Wednesday, April 9, 2008

Migration Story On The Stage by ESKI

: Rajmi Hikaka , an imaginary little tribal girl from Kondh community of Sunaput , an imaginary village in Koraput district died in the laps of her father Bursa Hikaka while asking him to go back to the village from his workplace in Hyderabad . This scene from the play “Dangar Sepakhe” brought down the screens on the stage and had launched the beginning of the state level “Panchamali Natya Mahotsav” being inaugurated by Gopal Krushna Behera , ED, NALCO on Thursday night .

The play based on a migration story , being written and directed by Girija Choudhury , an eminent dramatist from the region had enough material for the audience not to move their eyes off the stage . Thanks to the extra ordinary performance of Ananya Choudhury , the little girl who had played the role of Rajmi . While she was successful in expressing the childhood emotion in refusing her mother Sitme’s request to visit “Mandia Parab” , the village festival without her father , the writer was successful in exposing the plight of the families who were left behind in the village when the male folk from the tribal communities went haunting for work elsewhere in far off places out of their ‘Dangar’ , the mountainous boarders of Koraput region .

Further Rajmi was the example of courage and dedication that the children especially girls of the region could possess when it comes to bringing their families together . Depiction of the loving character presented in the Banzaran couple who had rescued Rajmi while she was searching her father somewhere away from the village which she had left long . The dryness in the hungry child and the joyful acceptance in the face of the childless Banzara mother to accept her as her own child had compelled the audience to rethink before blaming the Banzarans in general as child lifters .

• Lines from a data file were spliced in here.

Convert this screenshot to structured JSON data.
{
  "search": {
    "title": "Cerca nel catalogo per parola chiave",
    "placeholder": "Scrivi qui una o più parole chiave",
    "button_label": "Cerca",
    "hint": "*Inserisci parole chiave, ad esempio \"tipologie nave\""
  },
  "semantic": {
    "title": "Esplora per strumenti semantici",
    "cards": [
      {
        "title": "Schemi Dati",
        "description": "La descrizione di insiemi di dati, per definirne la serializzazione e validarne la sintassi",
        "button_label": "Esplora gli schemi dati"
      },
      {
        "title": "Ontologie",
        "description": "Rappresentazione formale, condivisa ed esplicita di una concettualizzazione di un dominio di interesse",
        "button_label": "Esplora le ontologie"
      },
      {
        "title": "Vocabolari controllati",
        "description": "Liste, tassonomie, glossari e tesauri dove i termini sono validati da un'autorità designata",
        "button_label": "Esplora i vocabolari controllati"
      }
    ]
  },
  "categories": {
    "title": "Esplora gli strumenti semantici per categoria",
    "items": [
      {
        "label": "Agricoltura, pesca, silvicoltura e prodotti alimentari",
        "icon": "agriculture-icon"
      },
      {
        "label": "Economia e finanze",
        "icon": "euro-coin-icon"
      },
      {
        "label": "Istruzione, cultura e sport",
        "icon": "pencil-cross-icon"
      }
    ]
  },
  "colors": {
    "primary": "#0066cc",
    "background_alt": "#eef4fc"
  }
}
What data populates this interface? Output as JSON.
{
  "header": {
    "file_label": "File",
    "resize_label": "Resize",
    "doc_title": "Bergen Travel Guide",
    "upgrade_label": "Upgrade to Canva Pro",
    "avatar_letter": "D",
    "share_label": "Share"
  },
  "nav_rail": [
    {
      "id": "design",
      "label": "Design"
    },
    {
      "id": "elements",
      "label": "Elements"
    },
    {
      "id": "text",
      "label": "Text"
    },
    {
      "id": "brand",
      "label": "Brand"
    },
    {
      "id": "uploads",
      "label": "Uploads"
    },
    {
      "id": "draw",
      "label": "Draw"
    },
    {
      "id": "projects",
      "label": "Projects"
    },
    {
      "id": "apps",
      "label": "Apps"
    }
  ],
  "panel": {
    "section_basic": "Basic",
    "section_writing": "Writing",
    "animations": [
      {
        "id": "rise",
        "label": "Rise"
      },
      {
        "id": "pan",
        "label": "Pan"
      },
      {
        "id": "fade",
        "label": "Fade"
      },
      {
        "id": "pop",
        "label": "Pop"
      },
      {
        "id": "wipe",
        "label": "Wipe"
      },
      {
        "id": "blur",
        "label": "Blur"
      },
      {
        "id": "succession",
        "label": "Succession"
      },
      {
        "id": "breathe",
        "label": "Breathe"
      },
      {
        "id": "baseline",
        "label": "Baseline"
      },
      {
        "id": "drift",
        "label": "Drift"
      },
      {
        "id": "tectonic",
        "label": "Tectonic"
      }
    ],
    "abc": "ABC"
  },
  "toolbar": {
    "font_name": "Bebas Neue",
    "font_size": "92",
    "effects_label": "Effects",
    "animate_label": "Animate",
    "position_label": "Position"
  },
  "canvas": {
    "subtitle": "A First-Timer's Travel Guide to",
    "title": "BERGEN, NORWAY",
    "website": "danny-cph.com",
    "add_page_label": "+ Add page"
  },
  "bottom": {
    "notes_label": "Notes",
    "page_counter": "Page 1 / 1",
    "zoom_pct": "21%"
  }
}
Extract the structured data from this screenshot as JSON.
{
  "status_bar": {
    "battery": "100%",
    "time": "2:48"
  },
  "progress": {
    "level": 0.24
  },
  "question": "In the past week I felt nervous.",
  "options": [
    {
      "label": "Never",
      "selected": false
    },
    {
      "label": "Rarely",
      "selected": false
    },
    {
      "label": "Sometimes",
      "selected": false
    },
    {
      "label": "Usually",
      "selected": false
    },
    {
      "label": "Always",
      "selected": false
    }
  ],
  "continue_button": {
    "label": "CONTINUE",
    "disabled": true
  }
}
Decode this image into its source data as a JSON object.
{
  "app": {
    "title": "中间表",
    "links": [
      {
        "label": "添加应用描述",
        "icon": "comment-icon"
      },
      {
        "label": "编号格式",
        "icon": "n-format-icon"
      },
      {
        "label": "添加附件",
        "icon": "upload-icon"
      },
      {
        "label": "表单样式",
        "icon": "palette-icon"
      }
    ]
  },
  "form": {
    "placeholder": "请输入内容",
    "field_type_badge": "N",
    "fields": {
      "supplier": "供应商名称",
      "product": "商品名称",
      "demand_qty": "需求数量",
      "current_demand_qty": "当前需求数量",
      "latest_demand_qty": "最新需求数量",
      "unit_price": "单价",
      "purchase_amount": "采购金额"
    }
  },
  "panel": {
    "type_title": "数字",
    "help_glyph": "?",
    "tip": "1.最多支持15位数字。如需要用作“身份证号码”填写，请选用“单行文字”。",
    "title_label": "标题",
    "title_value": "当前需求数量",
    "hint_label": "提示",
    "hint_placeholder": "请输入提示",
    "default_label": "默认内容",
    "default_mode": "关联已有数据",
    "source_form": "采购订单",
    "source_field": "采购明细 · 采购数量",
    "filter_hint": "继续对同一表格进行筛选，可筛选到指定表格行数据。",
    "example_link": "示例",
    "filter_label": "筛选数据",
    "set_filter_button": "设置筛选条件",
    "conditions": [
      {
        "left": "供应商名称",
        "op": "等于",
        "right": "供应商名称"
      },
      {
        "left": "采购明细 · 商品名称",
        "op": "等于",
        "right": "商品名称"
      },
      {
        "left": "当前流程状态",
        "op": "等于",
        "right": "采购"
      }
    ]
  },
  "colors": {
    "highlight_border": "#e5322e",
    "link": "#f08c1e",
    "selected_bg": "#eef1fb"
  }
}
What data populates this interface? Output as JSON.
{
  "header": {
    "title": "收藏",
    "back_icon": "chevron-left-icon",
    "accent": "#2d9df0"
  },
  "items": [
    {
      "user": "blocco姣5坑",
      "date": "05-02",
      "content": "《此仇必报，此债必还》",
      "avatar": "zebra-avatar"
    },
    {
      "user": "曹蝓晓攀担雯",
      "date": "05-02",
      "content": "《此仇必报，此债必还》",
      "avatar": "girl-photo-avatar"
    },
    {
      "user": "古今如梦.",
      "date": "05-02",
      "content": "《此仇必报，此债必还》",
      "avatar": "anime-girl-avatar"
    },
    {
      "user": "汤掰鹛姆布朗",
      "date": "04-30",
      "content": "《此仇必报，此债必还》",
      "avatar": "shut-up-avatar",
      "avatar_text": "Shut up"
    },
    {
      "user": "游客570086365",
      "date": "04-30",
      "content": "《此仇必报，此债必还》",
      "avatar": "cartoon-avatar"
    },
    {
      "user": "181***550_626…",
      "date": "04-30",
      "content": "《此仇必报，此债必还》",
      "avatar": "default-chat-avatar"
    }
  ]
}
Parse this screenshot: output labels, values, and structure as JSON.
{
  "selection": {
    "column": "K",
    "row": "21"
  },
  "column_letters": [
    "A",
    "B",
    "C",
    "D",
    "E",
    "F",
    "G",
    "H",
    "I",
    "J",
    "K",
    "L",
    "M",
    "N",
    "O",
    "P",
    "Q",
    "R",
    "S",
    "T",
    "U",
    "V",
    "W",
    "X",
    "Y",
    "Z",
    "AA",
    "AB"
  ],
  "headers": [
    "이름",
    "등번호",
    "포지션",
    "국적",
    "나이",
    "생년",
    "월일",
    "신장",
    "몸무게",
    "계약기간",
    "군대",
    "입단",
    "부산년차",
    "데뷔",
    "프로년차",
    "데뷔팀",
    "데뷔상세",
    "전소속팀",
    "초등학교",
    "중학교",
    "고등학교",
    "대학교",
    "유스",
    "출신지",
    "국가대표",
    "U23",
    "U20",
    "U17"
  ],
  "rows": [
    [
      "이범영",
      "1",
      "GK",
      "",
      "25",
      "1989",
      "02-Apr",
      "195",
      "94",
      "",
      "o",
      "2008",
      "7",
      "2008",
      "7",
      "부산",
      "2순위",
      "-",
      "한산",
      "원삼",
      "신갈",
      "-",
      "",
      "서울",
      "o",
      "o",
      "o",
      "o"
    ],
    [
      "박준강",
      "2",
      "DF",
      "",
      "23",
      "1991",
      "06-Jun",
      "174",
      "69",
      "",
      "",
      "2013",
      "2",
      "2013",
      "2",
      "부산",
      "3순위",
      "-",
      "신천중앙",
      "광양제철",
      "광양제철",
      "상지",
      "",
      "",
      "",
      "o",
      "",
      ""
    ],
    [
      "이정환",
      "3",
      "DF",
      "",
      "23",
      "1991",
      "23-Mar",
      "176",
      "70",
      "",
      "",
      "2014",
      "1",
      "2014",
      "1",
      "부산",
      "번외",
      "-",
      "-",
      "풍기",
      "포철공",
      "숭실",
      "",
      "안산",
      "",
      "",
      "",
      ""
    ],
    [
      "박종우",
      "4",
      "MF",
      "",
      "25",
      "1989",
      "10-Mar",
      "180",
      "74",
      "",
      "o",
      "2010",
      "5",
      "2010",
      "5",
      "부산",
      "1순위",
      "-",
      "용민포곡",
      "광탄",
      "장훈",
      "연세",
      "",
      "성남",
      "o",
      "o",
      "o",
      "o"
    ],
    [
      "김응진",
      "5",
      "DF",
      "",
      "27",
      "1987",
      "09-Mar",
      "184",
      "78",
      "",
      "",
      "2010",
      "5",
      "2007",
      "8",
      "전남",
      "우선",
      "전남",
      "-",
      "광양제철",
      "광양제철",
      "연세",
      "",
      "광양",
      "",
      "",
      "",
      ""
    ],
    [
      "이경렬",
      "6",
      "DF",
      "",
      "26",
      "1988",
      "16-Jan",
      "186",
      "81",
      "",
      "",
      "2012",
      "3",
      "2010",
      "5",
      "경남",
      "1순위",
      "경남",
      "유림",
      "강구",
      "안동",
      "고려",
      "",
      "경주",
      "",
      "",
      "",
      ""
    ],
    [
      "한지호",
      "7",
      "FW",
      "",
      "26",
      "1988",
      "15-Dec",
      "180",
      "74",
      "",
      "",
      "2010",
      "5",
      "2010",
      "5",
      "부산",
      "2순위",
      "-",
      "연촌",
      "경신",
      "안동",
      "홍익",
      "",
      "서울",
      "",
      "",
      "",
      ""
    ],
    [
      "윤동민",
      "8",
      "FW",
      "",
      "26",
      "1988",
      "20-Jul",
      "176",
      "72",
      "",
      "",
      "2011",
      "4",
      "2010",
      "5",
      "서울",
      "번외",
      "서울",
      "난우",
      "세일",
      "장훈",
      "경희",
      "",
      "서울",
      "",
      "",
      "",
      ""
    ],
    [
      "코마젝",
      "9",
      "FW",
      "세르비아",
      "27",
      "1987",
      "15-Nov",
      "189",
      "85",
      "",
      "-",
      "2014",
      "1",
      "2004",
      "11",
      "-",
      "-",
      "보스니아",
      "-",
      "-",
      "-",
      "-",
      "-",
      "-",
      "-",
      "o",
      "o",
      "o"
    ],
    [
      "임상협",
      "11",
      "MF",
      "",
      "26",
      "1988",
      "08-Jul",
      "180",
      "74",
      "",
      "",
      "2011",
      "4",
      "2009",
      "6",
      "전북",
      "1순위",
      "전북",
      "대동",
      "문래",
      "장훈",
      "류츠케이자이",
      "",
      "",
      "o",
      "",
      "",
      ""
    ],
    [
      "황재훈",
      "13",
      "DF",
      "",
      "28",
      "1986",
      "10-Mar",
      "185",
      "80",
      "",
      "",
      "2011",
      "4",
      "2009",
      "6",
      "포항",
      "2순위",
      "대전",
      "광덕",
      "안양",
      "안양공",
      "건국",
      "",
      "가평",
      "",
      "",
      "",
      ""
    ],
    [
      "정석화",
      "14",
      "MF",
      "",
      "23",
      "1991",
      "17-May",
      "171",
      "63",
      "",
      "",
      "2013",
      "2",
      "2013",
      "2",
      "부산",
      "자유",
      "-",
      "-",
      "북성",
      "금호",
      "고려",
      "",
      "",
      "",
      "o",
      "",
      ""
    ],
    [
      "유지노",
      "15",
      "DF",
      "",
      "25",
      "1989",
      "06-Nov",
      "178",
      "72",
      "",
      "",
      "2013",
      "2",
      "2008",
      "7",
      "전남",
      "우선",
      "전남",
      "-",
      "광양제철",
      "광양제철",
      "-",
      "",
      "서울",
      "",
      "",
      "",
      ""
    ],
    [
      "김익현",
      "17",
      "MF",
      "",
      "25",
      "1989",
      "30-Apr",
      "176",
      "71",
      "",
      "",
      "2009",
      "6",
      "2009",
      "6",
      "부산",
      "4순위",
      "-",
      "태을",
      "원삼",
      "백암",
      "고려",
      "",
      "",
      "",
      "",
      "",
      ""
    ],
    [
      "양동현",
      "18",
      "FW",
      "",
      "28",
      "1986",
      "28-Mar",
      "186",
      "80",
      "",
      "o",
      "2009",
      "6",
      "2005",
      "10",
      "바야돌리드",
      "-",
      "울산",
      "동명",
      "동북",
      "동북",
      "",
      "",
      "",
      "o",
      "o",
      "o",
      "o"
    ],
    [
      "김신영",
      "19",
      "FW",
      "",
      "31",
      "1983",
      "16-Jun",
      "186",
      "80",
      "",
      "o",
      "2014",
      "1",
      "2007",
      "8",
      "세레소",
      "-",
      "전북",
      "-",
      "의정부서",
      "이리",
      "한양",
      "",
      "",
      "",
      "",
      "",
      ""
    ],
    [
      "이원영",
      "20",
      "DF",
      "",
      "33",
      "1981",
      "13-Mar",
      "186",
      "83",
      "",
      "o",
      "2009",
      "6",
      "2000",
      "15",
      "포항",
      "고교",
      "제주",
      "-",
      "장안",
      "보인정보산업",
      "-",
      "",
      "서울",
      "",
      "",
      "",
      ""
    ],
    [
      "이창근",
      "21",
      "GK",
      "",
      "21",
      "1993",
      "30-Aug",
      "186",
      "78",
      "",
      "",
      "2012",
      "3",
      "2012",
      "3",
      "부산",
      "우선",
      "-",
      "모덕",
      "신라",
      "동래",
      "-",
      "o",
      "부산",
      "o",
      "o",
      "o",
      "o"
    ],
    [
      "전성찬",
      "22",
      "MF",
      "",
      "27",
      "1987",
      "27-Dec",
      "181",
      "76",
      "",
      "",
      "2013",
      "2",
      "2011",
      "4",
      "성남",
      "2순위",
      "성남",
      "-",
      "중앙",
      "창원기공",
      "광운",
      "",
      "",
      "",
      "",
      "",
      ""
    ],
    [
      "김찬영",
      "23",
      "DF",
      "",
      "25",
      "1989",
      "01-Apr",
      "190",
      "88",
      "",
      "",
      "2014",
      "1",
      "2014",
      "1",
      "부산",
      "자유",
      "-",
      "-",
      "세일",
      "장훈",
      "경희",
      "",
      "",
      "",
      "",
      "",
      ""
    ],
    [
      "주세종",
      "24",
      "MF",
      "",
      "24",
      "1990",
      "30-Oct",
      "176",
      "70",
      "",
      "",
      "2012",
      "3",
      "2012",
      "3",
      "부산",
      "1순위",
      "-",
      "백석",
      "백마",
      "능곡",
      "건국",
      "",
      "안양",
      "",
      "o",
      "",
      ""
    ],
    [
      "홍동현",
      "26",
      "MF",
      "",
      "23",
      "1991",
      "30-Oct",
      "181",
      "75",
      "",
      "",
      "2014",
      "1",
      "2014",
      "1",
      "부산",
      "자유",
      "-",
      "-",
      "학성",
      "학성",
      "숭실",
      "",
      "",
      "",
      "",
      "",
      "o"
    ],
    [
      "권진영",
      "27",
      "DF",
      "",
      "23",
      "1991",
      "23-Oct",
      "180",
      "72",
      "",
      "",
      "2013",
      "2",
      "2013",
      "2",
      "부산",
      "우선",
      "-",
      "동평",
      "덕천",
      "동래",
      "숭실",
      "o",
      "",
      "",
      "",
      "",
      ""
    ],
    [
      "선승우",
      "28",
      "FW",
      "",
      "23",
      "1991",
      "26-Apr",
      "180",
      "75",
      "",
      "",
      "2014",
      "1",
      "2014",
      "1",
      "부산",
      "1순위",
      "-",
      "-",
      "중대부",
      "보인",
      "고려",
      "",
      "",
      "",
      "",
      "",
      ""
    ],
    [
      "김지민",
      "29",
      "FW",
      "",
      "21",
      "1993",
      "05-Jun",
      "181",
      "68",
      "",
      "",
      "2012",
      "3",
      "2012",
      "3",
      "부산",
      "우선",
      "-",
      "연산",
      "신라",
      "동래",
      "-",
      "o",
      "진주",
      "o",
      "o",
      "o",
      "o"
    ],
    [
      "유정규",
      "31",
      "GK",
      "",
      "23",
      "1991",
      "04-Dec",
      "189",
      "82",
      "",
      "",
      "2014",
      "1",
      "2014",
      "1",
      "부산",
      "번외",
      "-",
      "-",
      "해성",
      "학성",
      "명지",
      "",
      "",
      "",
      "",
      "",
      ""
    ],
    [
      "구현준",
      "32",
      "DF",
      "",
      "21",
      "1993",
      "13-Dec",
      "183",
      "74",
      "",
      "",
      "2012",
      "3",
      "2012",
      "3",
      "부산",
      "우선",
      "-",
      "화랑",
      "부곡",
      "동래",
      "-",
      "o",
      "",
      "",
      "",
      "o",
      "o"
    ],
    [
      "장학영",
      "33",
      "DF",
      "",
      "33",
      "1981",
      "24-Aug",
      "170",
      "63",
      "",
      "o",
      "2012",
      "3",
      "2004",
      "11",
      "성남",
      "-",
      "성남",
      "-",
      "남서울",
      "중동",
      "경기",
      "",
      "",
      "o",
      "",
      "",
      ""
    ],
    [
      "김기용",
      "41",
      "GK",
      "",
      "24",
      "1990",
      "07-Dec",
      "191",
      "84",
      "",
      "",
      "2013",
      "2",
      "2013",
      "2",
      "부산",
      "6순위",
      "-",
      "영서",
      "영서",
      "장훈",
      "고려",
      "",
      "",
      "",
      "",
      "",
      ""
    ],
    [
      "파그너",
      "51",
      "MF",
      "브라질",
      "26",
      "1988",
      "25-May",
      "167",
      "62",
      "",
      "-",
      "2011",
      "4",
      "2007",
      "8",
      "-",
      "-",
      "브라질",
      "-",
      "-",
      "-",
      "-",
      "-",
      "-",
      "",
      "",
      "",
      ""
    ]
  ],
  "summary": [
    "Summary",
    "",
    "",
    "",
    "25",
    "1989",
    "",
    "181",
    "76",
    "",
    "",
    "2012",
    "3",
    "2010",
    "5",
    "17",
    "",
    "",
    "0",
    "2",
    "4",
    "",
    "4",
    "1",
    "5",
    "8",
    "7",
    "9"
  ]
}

Even though Rajmi was offered enormous amount of love and affection by her new parents her searching eyes were longing for her dearest father Bursa even after reaching Hyderabad . The play taking the audience out of the newspaper headlines to the brick making dens of the far off places had tried to bring the experience of the tribal innocent labourers to the fore front where they were tortured like slaves including Bursa , the father of Rajmi . While she was in search of her father the entry of an elderly mad person into the picture , had forced the audience to cross their fingers to remind the famous saying that a child , a mad person and a super conscious being were the happiest ones in the world . The characters of Rajmi and Diudu , the mad person that were exhibited in the play would be remembered for long for the exploration of the highest possible simplicity in the relation that one could develop while finding someone talking in one’s own language.

However the writer was harsh on the emotion of the audience when he had to go further to show the hard reality of the torture that the migrated labourers had to face from the employers . While the little child had found her new friend talking in her own language , Rajmi comes in contact with her father . But it was hard for her to bear the suffering of her father who had to receive canes from the master. She had to face the hitting of the cane while holding him firm in her arms asking him to go back to the village .Before she could accompany her father to the village keeping her promise to re unite her family , she received a hard stroke from the cane that was to fall on her father and died in the laps of her father .

While plays bringing dramatic impact and response were used in the recent times to attract the interest of the audience, the play exhibiting the real life of the communities in places the audience lived too was no way less in creating a deep impact in their minds , Girija Choudhury , the script writer and director of the play added.